Un pont, ou plutôt trois, sur la Vilaine : la Roche-Bernard

La Vilaine est décidément le fleuve de tous les paradoxes. Se jetant dans l’Atlantique, entre Pénestin et Billiers, elle porte tout d’abord très mal son nom tant ses bords offrent de nombreuses et ravissantes promenades. Axe de communication vers les terres, elle est longtemps la porte d’accès à la mer de Redon, ville dont on oublie trop souvent qu’elle est fut un port actif, et de Rennes. Pour autant, voie de passage vers la Haute-Bretagne, elle se trouve aussi être un sérieux obstacle sur la route reliant Nantes à Vannes.

Carte postale. Collection particulière.

Quiconque emprunte aujourd’hui la nationale 165 reliant la préfecture de Loire-Atlantique au Relecq-Kerhuon, dans la banlieue de Brest, passe aujourd’hui au-dessus de la Vilaine sans même y prendre garde. Mais tel n’est pas le cas au XIXe siècle puisque ce fleuve constitue une barrière naturelle posant de gros problèmes. Aussi est-ce pourquoi nombreuses sont les localités du Morbihan, ainsi que le Conseil général, à réclamer à l’Etat la construction d’un pont. L’emplacement est d’ailleurs rapidement trouvé : la Roche-Bernard, petit chef-lieu de canton où les rives de la Vilaine sont les plus resserrées.

Le premier projet de pont émerge en 1834 et se caractérise par un cahier des charges d’une grande complexité. Son tablier doit en effet se situer à 33 mètres au-dessus des eaux afin que les voiliers – dont certains jaugent jusqu’à 300 tonneaux – puissent continuer à remonter le fleuve ! Long de 356 mètres, le pont suspendu enjambant la Vilaine est finalement inauguré le 28 décembre 1839. Mais la vallée de Vilaine, régulièrement exposée à de redoutables courants d’air, ne tarde pas à exposer l’ouvrage d’art à de difficiles conditions climatiques. Restauré en 1853 après qu’un coup de vent ait emporté une partie de son tablier, le pont est définitivement mis hors service par deux tempêtes, en 1870 et 1871, comme un triste symbole de l’issue de la guerre franco-prussienne !

Au tout début de la Troisième République, c’est donc en bac que l’on traverse la Vilaine à La Roche-Bernard. La situation n’est bien évidemment pas tenable et une passerelle provisoire est construite, solution provisoire qui, comme son nom l’indique trop souvent, dure. Il faut en effet attendre 1911 pour qu’un second pont entre en service. Erigé par l’entreprise parisienne Daydé et Pille, il met fin à une situation ubuesque : les voyageurs prenant le train de Nantes pour Vannes devaient en effet s’arrêter à la rive sud de La Roche-Bernard, s’attacher les services d’un voiturier qui transporte sur le bac leur voyages, pour ensuite remonter dans un train de l’autre côté de la Vilaine !

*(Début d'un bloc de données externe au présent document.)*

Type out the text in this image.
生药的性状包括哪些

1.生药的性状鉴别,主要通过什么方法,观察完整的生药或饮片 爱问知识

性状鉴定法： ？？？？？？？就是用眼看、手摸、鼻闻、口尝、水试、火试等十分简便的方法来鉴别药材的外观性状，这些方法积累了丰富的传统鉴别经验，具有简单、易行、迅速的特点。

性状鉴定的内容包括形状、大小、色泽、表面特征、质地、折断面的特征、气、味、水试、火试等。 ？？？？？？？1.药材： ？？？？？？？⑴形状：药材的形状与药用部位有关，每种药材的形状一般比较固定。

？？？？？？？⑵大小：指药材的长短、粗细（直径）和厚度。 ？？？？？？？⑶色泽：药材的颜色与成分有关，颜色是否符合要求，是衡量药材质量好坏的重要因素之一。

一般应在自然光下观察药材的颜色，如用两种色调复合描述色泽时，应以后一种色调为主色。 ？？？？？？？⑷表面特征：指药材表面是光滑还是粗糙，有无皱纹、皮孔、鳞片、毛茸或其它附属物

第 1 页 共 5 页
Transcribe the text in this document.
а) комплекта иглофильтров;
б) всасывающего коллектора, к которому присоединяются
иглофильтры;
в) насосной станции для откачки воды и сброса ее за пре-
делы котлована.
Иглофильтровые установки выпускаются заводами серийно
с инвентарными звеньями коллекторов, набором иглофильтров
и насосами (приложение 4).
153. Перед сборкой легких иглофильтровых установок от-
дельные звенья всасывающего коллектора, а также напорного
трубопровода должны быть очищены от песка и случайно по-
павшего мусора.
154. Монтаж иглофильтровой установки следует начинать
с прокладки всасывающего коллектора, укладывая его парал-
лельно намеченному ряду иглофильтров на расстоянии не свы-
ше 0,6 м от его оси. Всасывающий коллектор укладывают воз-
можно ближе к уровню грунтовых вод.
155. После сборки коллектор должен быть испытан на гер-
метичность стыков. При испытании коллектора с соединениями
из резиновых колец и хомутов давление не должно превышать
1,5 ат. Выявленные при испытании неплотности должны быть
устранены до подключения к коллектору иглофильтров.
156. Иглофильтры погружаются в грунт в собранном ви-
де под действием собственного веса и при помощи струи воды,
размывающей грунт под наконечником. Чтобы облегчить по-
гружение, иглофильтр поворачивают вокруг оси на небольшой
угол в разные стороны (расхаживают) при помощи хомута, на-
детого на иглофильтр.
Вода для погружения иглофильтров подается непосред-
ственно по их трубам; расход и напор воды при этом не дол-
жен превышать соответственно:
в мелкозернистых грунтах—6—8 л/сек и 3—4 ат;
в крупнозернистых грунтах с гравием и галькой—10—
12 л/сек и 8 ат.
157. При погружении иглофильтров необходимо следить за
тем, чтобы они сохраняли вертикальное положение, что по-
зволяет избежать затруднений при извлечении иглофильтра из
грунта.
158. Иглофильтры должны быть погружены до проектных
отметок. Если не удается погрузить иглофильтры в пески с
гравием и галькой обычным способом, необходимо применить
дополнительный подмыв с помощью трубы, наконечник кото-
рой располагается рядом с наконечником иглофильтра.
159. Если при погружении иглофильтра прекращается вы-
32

Carte postale. Collection particulière.

Résistant cette fois-ci aux forts vents qui balayent régulièrement le secteur, l’ouvrage d’art n’en est pas moins vulnérable au souffle de l’Histoire. Situé en lisière de la poche de Saint-Nazaire, le pont de La Roche-Bernard est préventivement miné par les Allemands. Malheureusement, un violent orage déclenche par inadvertance, le 15 août 1944, l’explosion et fait s’écrouler la travée centrale du pont. Après la reddition de la poche de Saint-Nazaire, le 11 mai 1945, la vie reprend son cours et, de nouveau, les voyageurs partant de Nantes pour aller à Vannes doivent emprunter un bac. Celui-ci est remplacé en juillet 1948 par un pont de bateaux, solution provisoire qui n’en accueille pas moins en 1954… le Tour de France ! Symbole de la lente et longue reconstruction de nombreuses villes bretonnes après la Seconde Guerre mondiale, le pont de La Roche-Bernard, troisième du nom !, est finalement ouvert à la circulation le 21 mai 1960.